Last week, I went to Julian Zelizer’s talk titled, “Does the Political Establishment Matter Anymore,” where he argued that people should not just consider career politicians to be part of the political establishment, but that we also must consider the media a part of the political establishment also. Dr. Zelizer argued that whether we want to believe it or not, the media has an agenda, both on the national and local level, and that its agenda determines what news, people hear about and often what events people care about. As a result of going to Dr. Zelizer’s fantastic talk, I began to think about how, Loyola Students are affected by outside influences which cause us to believe in specific ideas.
One of the primary things I thought about after listening to Dr.

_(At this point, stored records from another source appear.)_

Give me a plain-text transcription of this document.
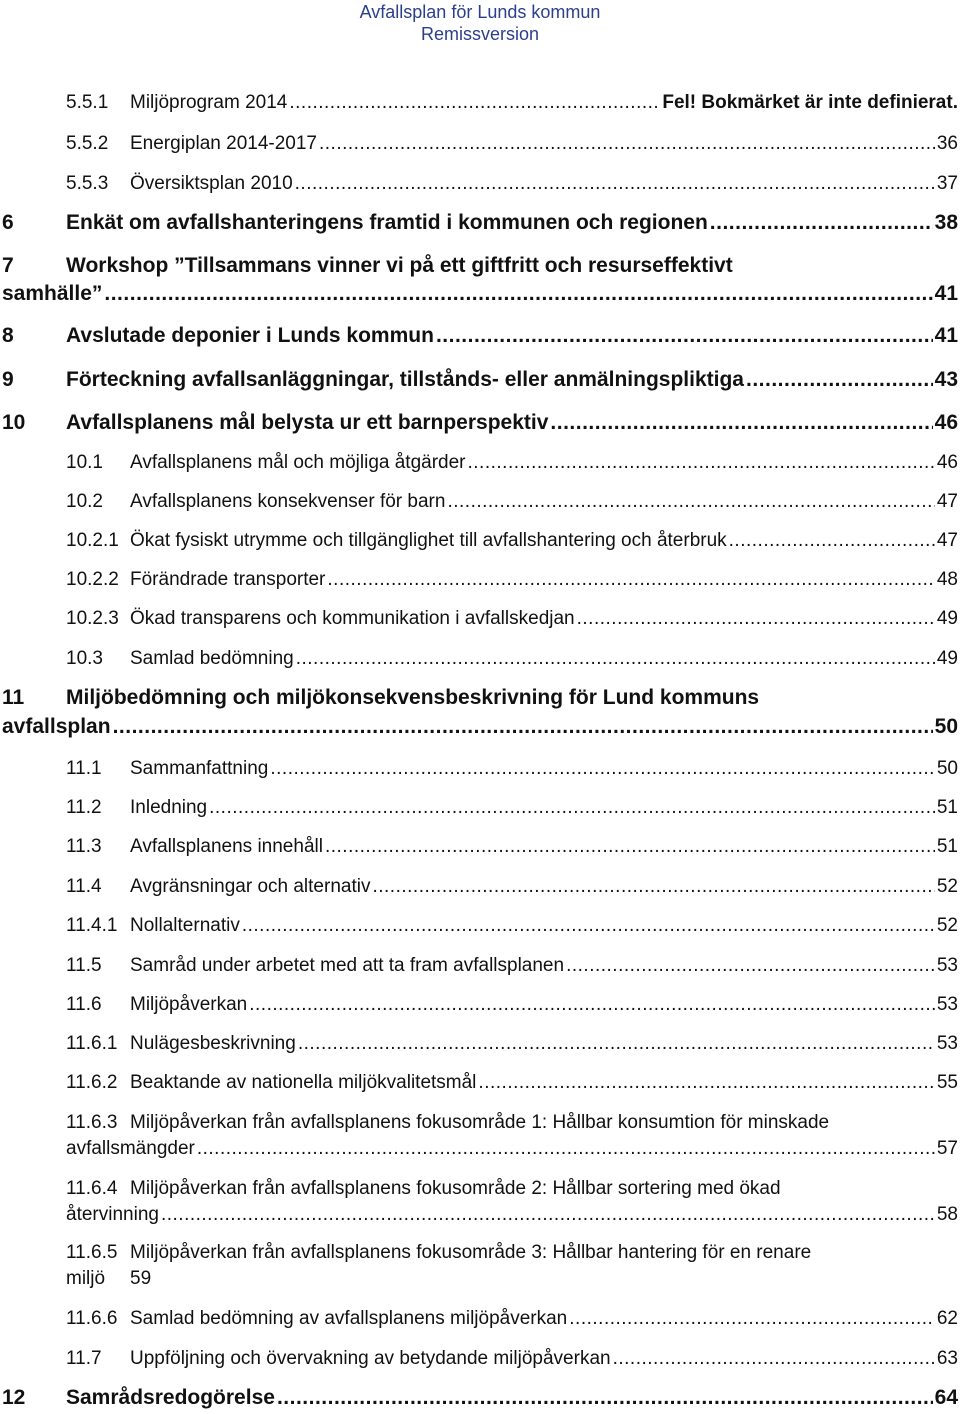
Avfallsplan för Lunds kommun
Remissversion
5.5.1 Miljöprogram 2014 .....	Fel! Bokmärket är inte definierat.
5.5.2 Energiplan 2014-2017 .....	36
5.5.3 Översiktsplan 2010 .....	37
6 Enkät om avfallshanteringens framtid i kommunen och regionen .....	38
7 Workshop ”Tillsammans vinner vi på ett giftfritt och resurseffektivt
samhälle” .....	41
8 Avslutade deponier i Lunds kommun .....	41
9 Förteckning avfallsanläggningar, tillstånds- eller anmälningspliktiga .....	43
10 Avfallsplanens mål belysta ur ett barnperspektiv .....	46
10.1 Avfallsplanens mål och möjliga åtgärder .....	46
10.2 Avfallsplanens konsekvenser för barn .....	47
10.2.1 Ökat fysiskt utrymme och tillgänglighet till avfallshantering och återbruk .....	47
10.2.2 Förändrade transporter .....	48
10.2.3 Ökad transparens och kommunikation i avfallskedjan .....	49
10.3 Samlad bedömning .....	49
11 Miljöbedömning och miljökonsekvensbeskrivning för Lund kommuns
avfallsplan .....	50
11.1 Sammanfattning .....	50
11.2 Inledning .....	51
11.3 Avfallsplanens innehåll .....	51
11.4 Avgränsningar och alternativ .....	52
11.4.1 Nollalternativ .....	52
11.5 Samråd under arbetet med att ta fram avfallsplanen .....	53
11.6 Miljöpåverkan .....	53
11.6.1 Nulägesbeskrivning .....	53
11.6.2 Beaktande av nationella miljökvalitetsmål .....	55
11.6.3 Miljöpåverkan från avfallsplanens fokusområde 1: Hållbar konsumtion för minskade
avfallsmängder .....	57
11.6.4 Miljöpåverkan från avfallsplanens fokusområde 2: Hållbar sortering med ökad
återvinning .....	58
11.6.5 Miljöpåverkan från avfallsplanens fokusområde 3: Hållbar hantering för en renare
miljö 59
11.6.6 Samlad bedömning av avfallsplanens miljöpåverkan .....	62
11.7 Uppföljning och övervakning av betydande miljöpåverkan .....	63
12 Samrådsredogörelse .....	64
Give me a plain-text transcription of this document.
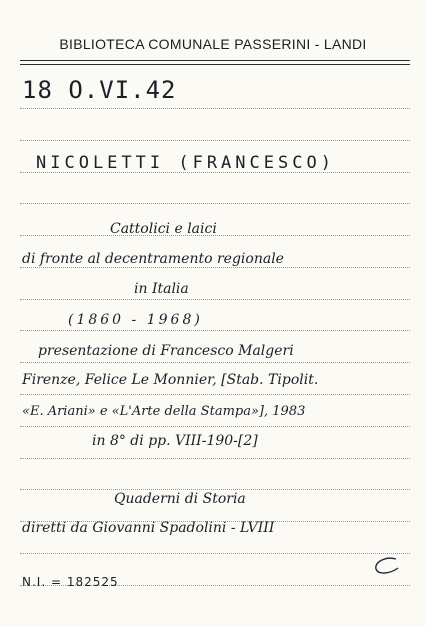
BIBLIOTECA COMUNALE PASSERINI - LANDI
18 O.VI.42
NICOLETTI (FRANCESCO)
Cattolici e laici
di fronte al decentramento regionale
in Italia
(1860 - 1968)
presentazione di Francesco Malgeri
Firenze, Felice Le Monnier, [Stab. Tipolit.
«E. Ariani» e «L'Arte della Stampa»], 1983
in 8° di pp. VIII-190-[2]
Quaderni di Storia
diretti da Giovanni Spadolini - LVIII
N.I. = 182525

Zelizer’s, was how is the Loyola Community affected by being in the city of Baltimore. The effects of Baltimore on Loyola are endless but I realized that the most important effect is that being in a city where many people are in poverty and one where there is a high crime rate, forces Loyola Students to volunteer and create programs to caringly and compassionately care for parts of the impoverished and suffering parts of Baltimore. Loyola’s widespread commitment to service certainly stems from its Jesuit principles but it is forced by the community which surround this school. It is my belief that Loyola, as a result better prepares its young men and women for life after college because of where it is located.
I noticed a similar conflict in Nathanial Hawthorne’s “Birthmark” as Aylmer asks his wife Georgiana about having her birthmark removed. Aylmer and Georgiana certainly differ in their opinions about the mark. The reason for their different opinions on man’s control of Nature, I believe is not because they are different genders but rather because they come from different backgrounds. On one hand, Georgiana comes from a background which places a significant value on how a person looks naturally and that a person’s body is made perfect by God. She believes that mankind should not alter nature to satisfy man’s preferences. On the other hand, I believe that Aylmer comes from a family which places let value on nature due to the fact that he believes nature can be altered, changed and even perfected by sciences of man. It is tempting to call Aylmer’s view of nature a “character flaw” but in reality it is a result of his past experiences which lead him do his current beliefs.

I am able to see now, that at Loyola and in this country today, we classify others, and at times ourselves too simplistically. We group people by race or by gender or by their socio-economic situation, but what people should do instead is view individuals, not as black or white, but instead as human beings with unique backgrounds and experiences which all together make up a single person. Everyone is created by their past experiences and at Loyola and in life we need to be careful not to oversimplify and person because in so doing we take away their humanity.